According to Midha, “We already see athletes traveling to high altitudes to train in order to enhance their athletic performance; perhaps in the future, we’ll start advising that people spend time at high altitudes for other health reasons.”
Damian Jacob Sendler: This study is significant because it illuminates the intricate physiological and clinical effects of high altitude exposure on the human body and offers understanding of the mechanisms underlying the changes that are seen.
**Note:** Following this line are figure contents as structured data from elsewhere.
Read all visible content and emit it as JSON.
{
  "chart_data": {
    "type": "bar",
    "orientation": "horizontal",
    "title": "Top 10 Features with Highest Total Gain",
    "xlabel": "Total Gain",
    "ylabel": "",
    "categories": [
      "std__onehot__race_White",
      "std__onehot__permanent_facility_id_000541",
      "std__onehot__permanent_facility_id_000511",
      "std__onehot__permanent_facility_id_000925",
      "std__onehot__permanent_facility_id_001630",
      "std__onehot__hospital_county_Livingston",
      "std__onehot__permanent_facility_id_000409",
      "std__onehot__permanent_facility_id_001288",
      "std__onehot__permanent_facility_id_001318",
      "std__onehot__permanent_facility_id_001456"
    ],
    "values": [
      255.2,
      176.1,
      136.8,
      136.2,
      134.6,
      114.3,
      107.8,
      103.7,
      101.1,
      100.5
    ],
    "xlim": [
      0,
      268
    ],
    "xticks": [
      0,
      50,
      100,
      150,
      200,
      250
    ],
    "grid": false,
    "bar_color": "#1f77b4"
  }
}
Millions of people who either live in or travel to mountainous areas are directly impacted by high altitude, which is an extreme environment. To effectively prevent and treat altitude-related illnesses like acute mountain sickness, high-altitude cerebral and pulmonary edema, as well as metabolic diseases like diabetes, coronary artery disease, hypercholesterolemia, and obesity, it is essential to understand how altitude affects the cardiovascular system, metabolism, and other bodily functions.
The studies mentioned in this passage offer thorough information on the pathophysiology, epidemiology, and clinical characteristics of illnesses related to high altitudes. They also present a variety of pharmacological and non-pharmacological methods for preventing and treating these illnesses. The study provides information on potential therapeutic targets for metabolic diseases by shedding light on the metabolic alterations brought on by chronic hypoxia.
Damian Sendler: The results of these studies have important ramifications for public health, especially for those who reside in high altitudes, work there, or participate in high-altitude activities. The findings could help millions of people around the world by improving their health and wellbeing by informing the development of new drugs and interventions to prevent or treat altitude-related illnesses.